# Cost of wiring a house for TV / Net



## cheesefood (Sep 17, 2008)

I have a 30 year old house that was never wired for TV so my dish has cables running along the sides of my house and in through holes drilled through the house. I'm interested in finding out how much I could expect to pay to have a 2 story, 4 bedroom house wired for TV and internet.

Anyone have any ideas?


----------



## RyanBruner (Sep 17, 2008)

Well, not exactly what you're asking for, but we recently had AT&T's U-verse installed in our home, and installation was free.  They send out a professional installer.  I've heard of a few cases where they had 2 days of work, but it was all still free.  So, if you're interested in AT&T's U-verse for TV and internet, it could be a great way to go.  (We love U-verse...we had cable and internet through Comcast before, but we get better service for a cheaper price, including features we didn't have before.)


----------



## hondadrv24 (Sep 17, 2008)

do you have access to the basement ceiling or attic?  if so once you get cables in to there it is just a matter of drilling down or up into the wall cavities and then cutting your box in the wall.  once you have that done go fishing and pull the cables into the box where you want them.  

I have no idea what a contractor would charge, but you could do this yourself.  they make special drill bits that are long and after you drill through you can attach a chinese finger trap to grip the wires and then pull them through, or just go the old fashioned way with the fish tape 
good luck
Justin


----------



## triple D (Sep 18, 2008)

It would run you 75 dollars a line(thats cable, phone, or ethernet) so a jack with two sattelite for duel recieve, and a phone is 225 dollars, ect., ect.

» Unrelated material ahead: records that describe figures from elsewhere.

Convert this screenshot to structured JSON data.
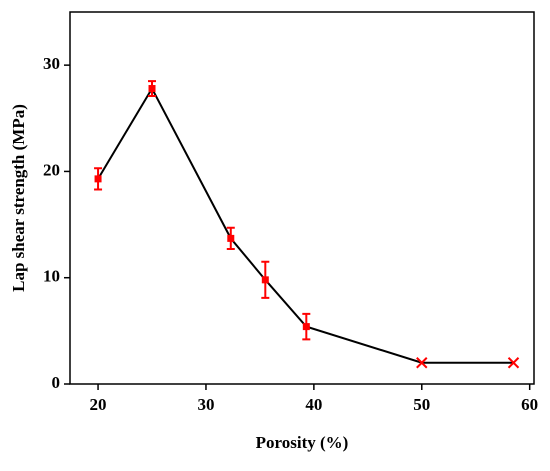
{
  "chart_data": {
    "type": "line",
    "x_label": "Porosity (%)",
    "y_label": "Lap shear strength (MPa)",
    "series": [
      {
        "color": "#ff0000",
        "line_color": "#000000",
        "x": [
          20,
          25,
          32.3,
          35.5,
          39.3,
          50,
          58.5
        ],
        "values": [
          19.3,
          27.8,
          13.7,
          9.8,
          5.4,
          2,
          2
        ],
        "errors": [
          1.0,
          0.7,
          1.0,
          1.7,
          1.2,
          null,
          null
        ],
        "markers": [
          "square",
          "square",
          "square",
          "square",
          "square",
          "x",
          "x"
        ]
      }
    ],
    "xlim": [
      17.4,
      60.4
    ],
    "xticks": [
      20,
      30,
      40,
      50,
      60
    ],
    "ylim": [
      0,
      35
    ],
    "yticks": [
      0,
      10,
      20,
      30
    ]
  }
}
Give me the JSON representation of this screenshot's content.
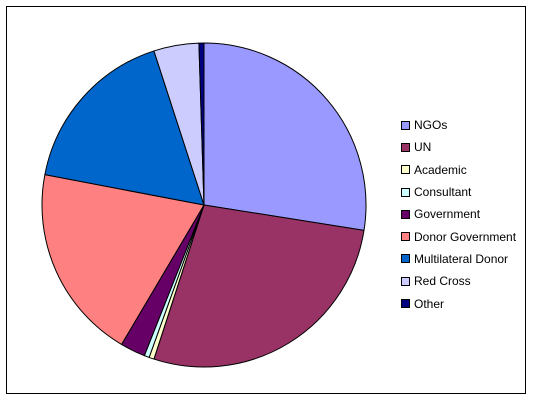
{
  "chart_data": {
    "type": "pie",
    "title": "",
    "start_angle_deg": 0,
    "direction": "clockwise",
    "legend_position": "right",
    "slices": [
      {
        "label": "NGOs",
        "value": 27.5,
        "color": "#9999FF"
      },
      {
        "label": "UN",
        "value": 27.5,
        "color": "#993366"
      },
      {
        "label": "Academic",
        "value": 0.5,
        "color": "#FFFFCC"
      },
      {
        "label": "Consultant",
        "value": 0.5,
        "color": "#CCFFFF"
      },
      {
        "label": "Government",
        "value": 2.5,
        "color": "#660066"
      },
      {
        "label": "Donor Government",
        "value": 19.5,
        "color": "#FF8080"
      },
      {
        "label": "Multilateral Donor",
        "value": 17.0,
        "color": "#0066CC"
      },
      {
        "label": "Red Cross",
        "value": 4.5,
        "color": "#CCCCFF"
      },
      {
        "label": "Other",
        "value": 0.5,
        "color": "#000080"
      }
    ]
  }
}
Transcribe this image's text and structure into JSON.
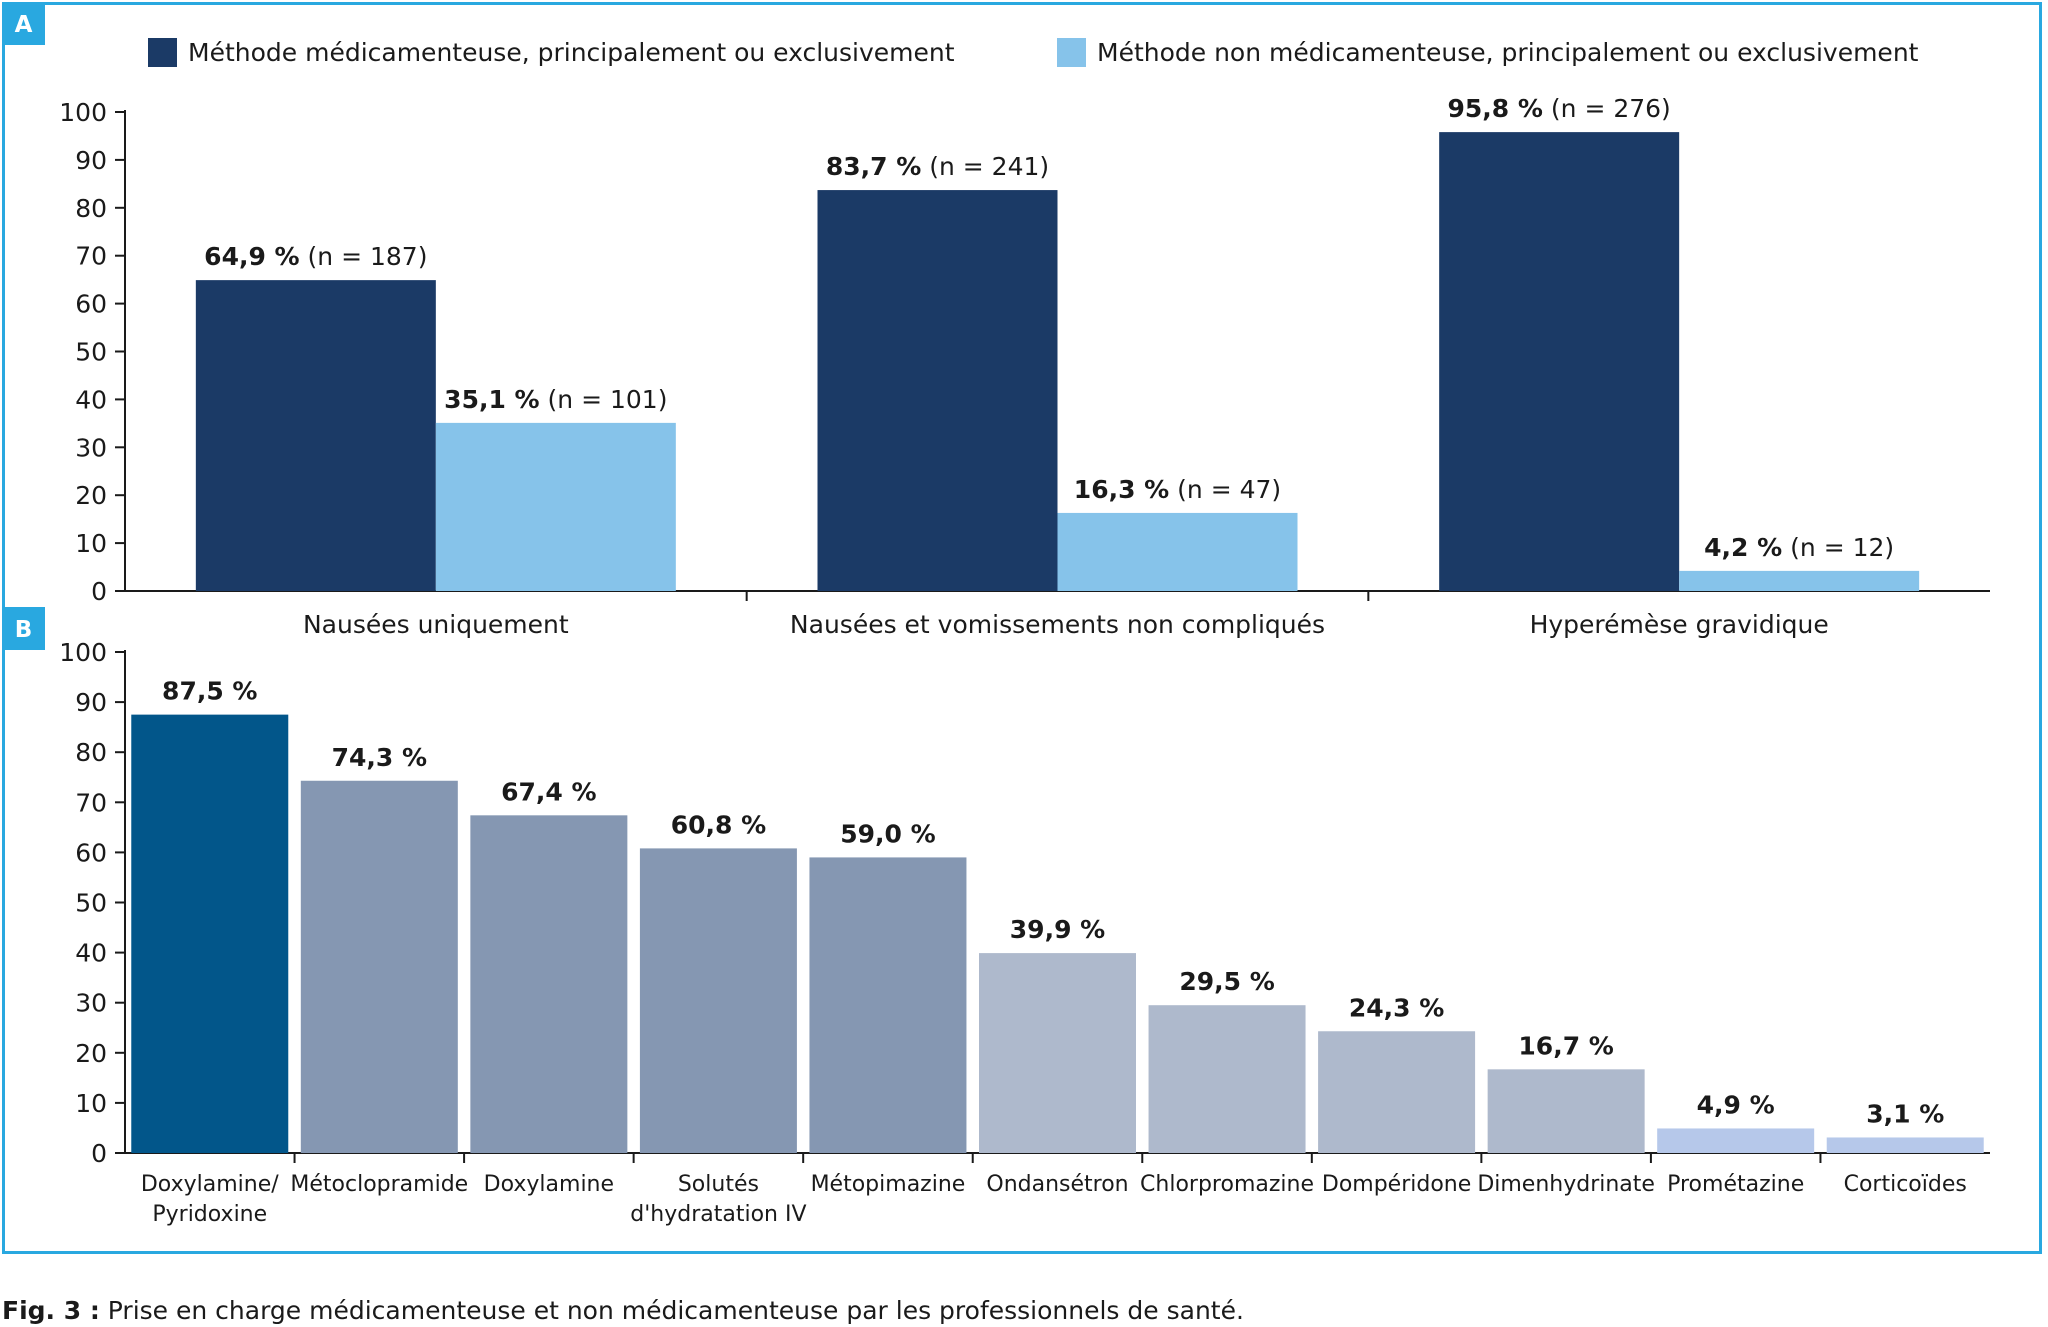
{
  "caption": {
    "prefix": "Fig. 3 :",
    "text": "Prise en charge médicamenteuse et non médicamenteuse par les professionnels de santé."
  },
  "chart_data": [
    {
      "panel": "A",
      "type": "bar",
      "legend": [
        "Méthode médicamenteuse, principalement ou exclusivement",
        "Méthode non médicamenteuse, principalement ou exclusivement"
      ],
      "legend_position": "top",
      "categories": [
        "Nausées uniquement",
        "Nausées et vomissements non compliqués",
        "Hyperémèse gravidique"
      ],
      "series": [
        {
          "name": "Méthode médicamenteuse, principalement ou exclusivement",
          "color": "#1b3a66",
          "values": [
            64.9,
            83.7,
            95.8
          ],
          "labels_bold": [
            "64,9 %",
            "83,7 %",
            "95,8 %"
          ],
          "labels_n": [
            "(n = 187)",
            "(n = 241)",
            "(n = 276)"
          ]
        },
        {
          "name": "Méthode non médicamenteuse, principalement ou exclusivement",
          "color": "#86c3ea",
          "values": [
            35.1,
            16.3,
            4.2
          ],
          "labels_bold": [
            "35,1 %",
            "16,3 %",
            "4,2 %"
          ],
          "labels_n": [
            "(n = 101)",
            "(n = 47)",
            "(n = 12)"
          ]
        }
      ],
      "ylim": [
        0,
        100
      ],
      "yticks": [
        "0",
        "10",
        "20",
        "30",
        "40",
        "50",
        "60",
        "70",
        "80",
        "90",
        "100"
      ],
      "grid": false
    },
    {
      "panel": "B",
      "type": "bar",
      "categories": [
        [
          "Doxylamine/",
          "Pyridoxine"
        ],
        [
          "Métoclopramide"
        ],
        [
          "Doxylamine"
        ],
        [
          "Solutés",
          "d'hydratation IV"
        ],
        [
          "Métopimazine"
        ],
        [
          "Ondansétron"
        ],
        [
          "Chlorpromazine"
        ],
        [
          "Dompéridone"
        ],
        [
          "Dimenhydrinate"
        ],
        [
          "Prométazine"
        ],
        [
          "Corticoïdes"
        ]
      ],
      "values": [
        87.5,
        74.3,
        67.4,
        60.8,
        59.0,
        39.9,
        29.5,
        24.3,
        16.7,
        4.9,
        3.1
      ],
      "labels": [
        "87,5 %",
        "74,3 %",
        "67,4 %",
        "60,8 %",
        "59,0 %",
        "39,9 %",
        "29,5 %",
        "24,3 %",
        "16,7 %",
        "4,9 %",
        "3,1 %"
      ],
      "colors": [
        "#02568a",
        "#8597b2",
        "#8597b2",
        "#8597b2",
        "#8597b2",
        "#aeb9cc",
        "#aeb9cc",
        "#aeb9cc",
        "#aeb9cc",
        "#b6c8ea",
        "#b6c8ea"
      ],
      "ylim": [
        0,
        100
      ],
      "yticks": [
        "0",
        "10",
        "20",
        "30",
        "40",
        "50",
        "60",
        "70",
        "80",
        "90",
        "100"
      ],
      "grid": false
    }
  ],
  "colors": {
    "frame": "#29a8e0",
    "tag_bg": "#29a8e0",
    "axis": "#1a1a1a"
  }
}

This price would include a media box sized accordingly for your set up, "complete trim out of wall jacks", and hook up of phone lines and the cat5 wires trimmed with ethernet male ends  (in media box), and the cable ends in box are for your sattelite guy to handle. Hope this helps out some, bear in mind these prices are for the seattle area, your local guys may differ greatly. And it is cheaper on new construction. Good luck.....


----------



## SeattleDIY (Nov 10, 2008)

I ired my Whole hoyse for cable Tv,Sat  and cat5 cable. Lot of work but doable for the Average DIYer. Need fishtape,a glowfish and drill and bits  and drywall saw and you are ready to learn


----------